Two other things about this book that irk me. While it includes many references to and quotes from their primary sources, the notes are endnote rather than footnotes. I hate endnotes. If it’s important enough to make a reference to it, it’s important enough to have it right on the page where I can easily see it without flipping a hundred pages away. And second, it does not include a list of suggested reading. The quote from probably two hundred sources (see the endnotes to find the names), but don’t suggest the 5, 10, or 20 that will help the reader the most in continued study of what’s wrong with American evangelicalism.

As it is, I give the book 3-stars. I almost gave it 2, but I realize the authors are trying to do a good thing here and address a problem they see. I’m not discarding the book. I hope to read it again, in the not too distant future, in hopes of learning something I missed, and to better understand the authors’ opinions.

Book Review: Guard Your Hearts

The book was republished with a new cover in 2008, and may have been updated from the 1994 edition I read.

Due to the current remediation work taking place at our house, we had to take all the books off the built-in bookshelves in the living room. The workmen then took the bookshelves out to get at the damaged areas. As I pulled books off the shelves, I saw some I didn’t realize were there. Most of the books went into boxes temporarily. They currently decorate our dining room floor, with no end in sight.

One such book was Guard Your Heart by Dr. Gary Rosberg. Published in 1994, this book came out in the midst of several men’s ministries, including Promise Keepers. Rosberg wasn’t part of that, but he was the founder of a different movement called CrossTrainers.

The book is excellent. You would think a book now 30 years old might be a little dated. Perhaps it is, but I found it to be excellent. Dr. Rosberg, a practicing counsellor (well, he was at the time; could be retired for all I know, though his website doesn’t indicate that) points out many things that men struggle with: juggling work and home; workplace difficulties; allocating time; maintaining spiritual vitality.

The book looks at what Rosberg calls “frontal attacks” and “sneak attacks that men he surveyed say are what they experience in their Christian life.  Each of several of these attacks are covered in separate chapters. I found the advice given useful to me, even though the book was written for younger men who are still in their careers.

I rate the book 4-stars. It loses one star simply due to its age—there are probably slightly better books written in the last five years dealing with the same issues. But don’t get me wrong: this is very good and well worth the read. Alas, however, it is not a keeper. To the donation pile it will go.

Book Review: The Confessions of Saint Augustine

Someone will think me sacrilegious, but I couldn’t get into this one.
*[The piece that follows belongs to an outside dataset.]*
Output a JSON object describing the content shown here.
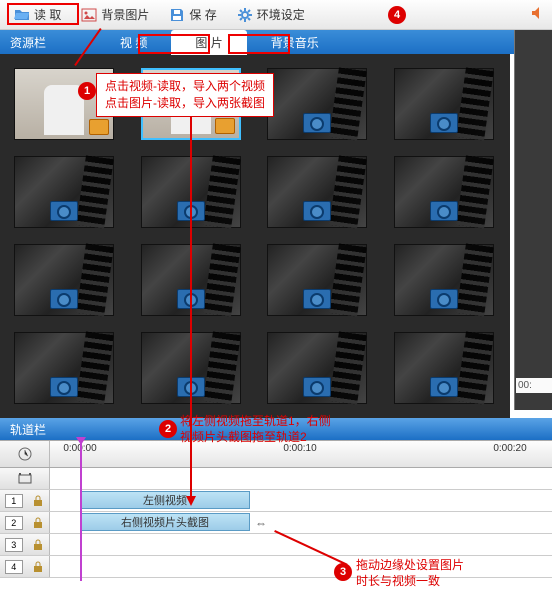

As I’ve said many times on this blog, a time of downsizing from our living circumstances is coming. As part of that, we need to get rid of about half of our 3,000 to 4,000 books. That number is after we have sold or donated many already. I figure well over 1,000 books are already gone. So in choosing books to read, I scan our shelves and try to choose something that looks interesting but is something I most likely won’t want to keep.
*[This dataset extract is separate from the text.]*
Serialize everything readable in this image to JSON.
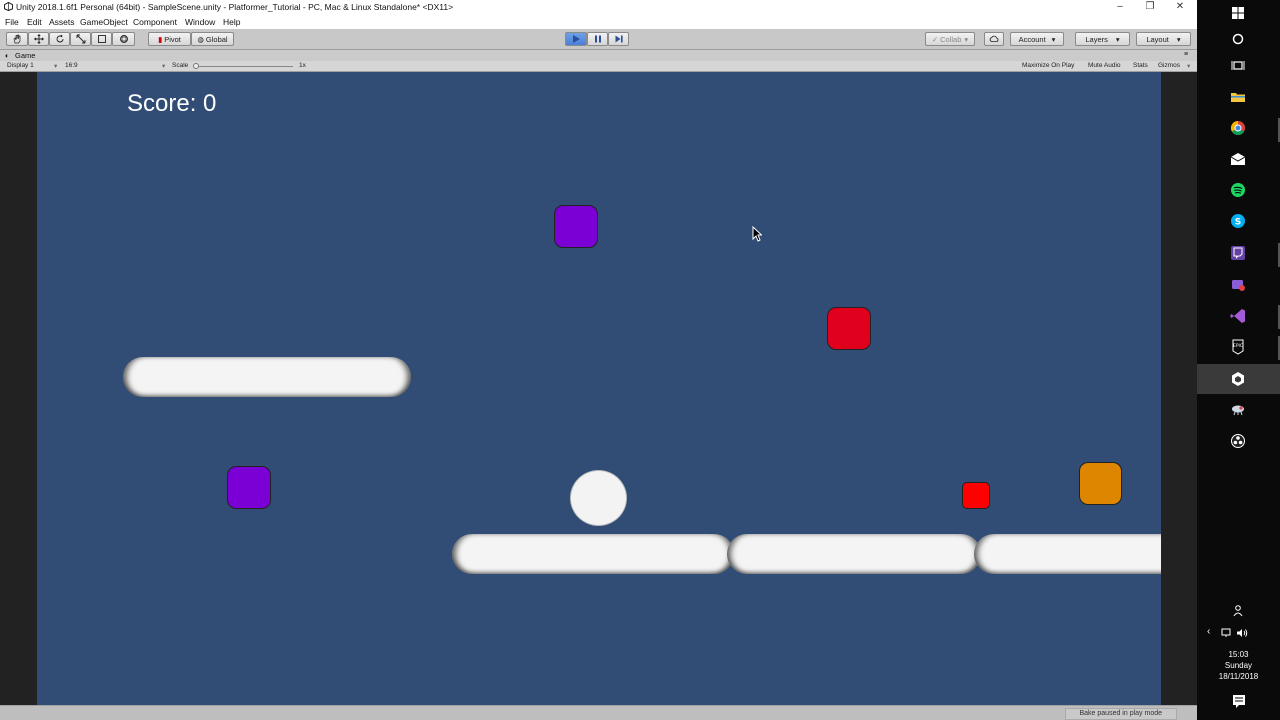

A number of our books are what could be called Christian classics. So a couple of months ago, when it was time to start a new book, my eyes fell on The Confessions of Saint Augustine. Written over 1,600 years ago, this meets the definition of Christian classic. I thought, it’s probably something every Christian should read. I started it in early 2023, read it on four days, put it aside, and picked it up again in late November last year.

Why did I lay it down after four days? Because I found it hard to read and understand. The book I read it in was translated by John K. Ryan. The original, of course, is in Latin. I suppose the readability will depend on the translation. Or is it possible that all translations can’t do more with the English construction than the original language gives you? I suppose I would need to read a different translation to find out.

Why didn’t I like it? Perhaps it’s due to passages like this one.

In truth, I should have wished, had I then been Moses—for we all come from the same clay, and what is man, unless because you are mindful of him?—I should have wished, if I had been what he was, and had been enjoined by you to write the book of Genesis, that such power of eloquence had been given to me, and such ways to fashion words that not even they that cannot yet understand how God creates things would reject my words as beyond my powers; while they who can already understand, no matter what true interpretation they have arrived at in their thought, would not find it passed over in your servant’s few words; and if some other man by the light of truth had perceived a further meaning, it should not fail to be understood from those same words.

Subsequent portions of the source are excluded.